Artists have to do it as much as anyone, here in the 21st century.
... AS THE BUSINESS of comics syndication has changed, tethered as much as it is to the fate and fortunes of newspapers, it has been especially great to see cartoonists enjoy opportunities in other creative realms in 2014.
“Doonesbury’s” Garry Trudeau (“Alpha House”) and “La Cucaracha’s” Lalo Alcaraz (the forthcoming “Bordertown”) are largely writing for the screen these days.
“Pearls Before Swine’s” Stephan Pastis has turned his kids’ “Timmy Failure” books into a successful franchise. Robb Armstrong is developing “Jump Start” as a sitcom for Fox, and “Grand Avenue” creator Steve Breen sold the film rights to Universal (with “Dodgeball” director Rawson Thurber attached) to adapt his new book, “Unicorn Executions and Other Crazy Stuff My Kids Make Me Draw.” ...
Here’s to ever-increasing creative opportunities (and revenue streams) for comic strippers in 2015. ...

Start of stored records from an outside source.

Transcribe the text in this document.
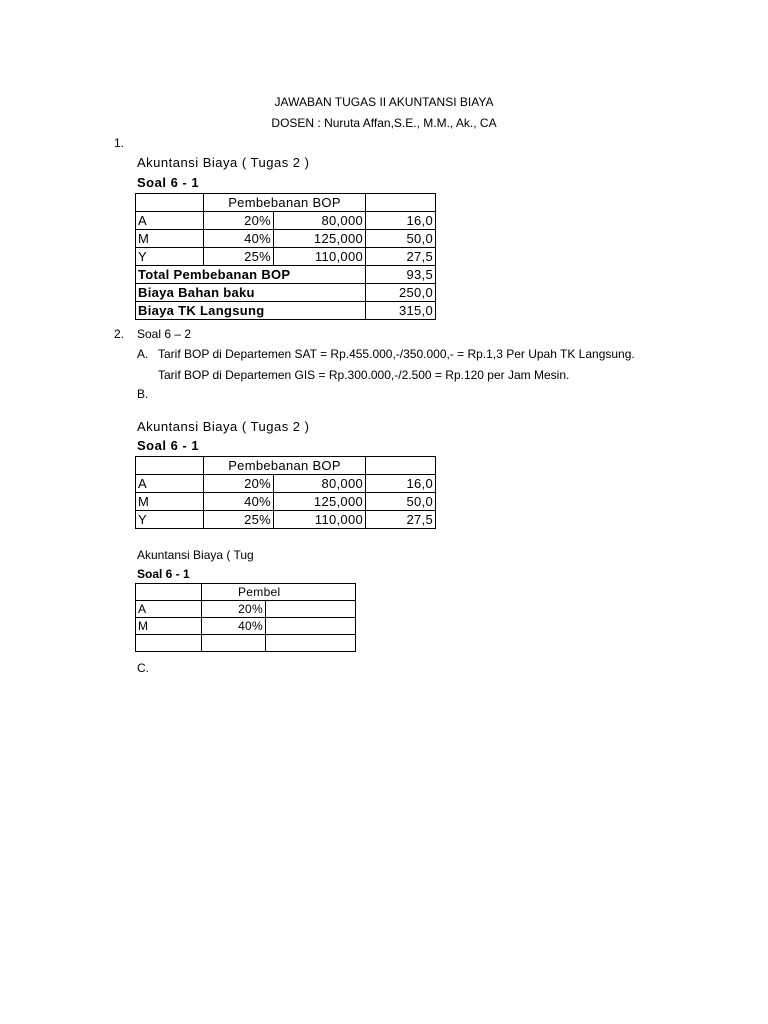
JAWABAN TUGAS II AKUNTANSI BIAYA
DOSEN : Nuruta Affan,S.E., M.M., Ak., CA
1.
Akuntansi Biaya ( Tugas 2 )
Soal 6 - 1
	Pembebanan BOP		
A	20%	80,000	16,0
M	40%	125,000	50,0
Y	25%	110,000	27,5
Total Pembebanan BOP			93,5
Biaya Bahan baku			250,0
Biaya TK Langsung			315,0
2. Soal 6 – 2
A. Tarif BOP di Departemen SAT = Rp.455.000,-/350.000,- = Rp.1,3 Per Upah TK Langsung.
Tarif BOP di Departemen GIS = Rp.300.000,-/2.500 = Rp.120 per Jam Mesin.
B.
Akuntansi Biaya ( Tugas 2 )
Soal 6 - 1
	Pembebanan BOP		
A	20%	80,000	16,0
M	40%	125,000	50,0
Y	25%	110,000	27,5
Akuntansi Biaya ( Tug
Soal 6 - 1
	Pembel	
A	20%	
M	40%	

C.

Read the Post article, and it's quickly evident that the newspaper comics page ain't what it used to be ... nor supplying the cash flow that successful comic strips used to pull in.
With changing technologies and narrowing profit margins, comic strip artists have the same issues artists in animation have had over the past decade and a half: New technologies are upending older professions, so how to ink and pencil artists adapt to the new realities? Do they dig in and try to hang on, or move into another line of work?
For animators, that has meant pivoting away from the light board and plunging into storyboard work, or retraining as a rigger or CG animator. In the case of comic strip artists, it's meant transferring story skills to script writing, or adapting work now appearing in the dying medium of newsprint to TV series and feature films. Sometimes that's meant live-action, other times animation. For some artists, it's been both.
Adapt ... or live in genteel poverty. Many artists are opting for the first choice, because the second one is a wee bit grim.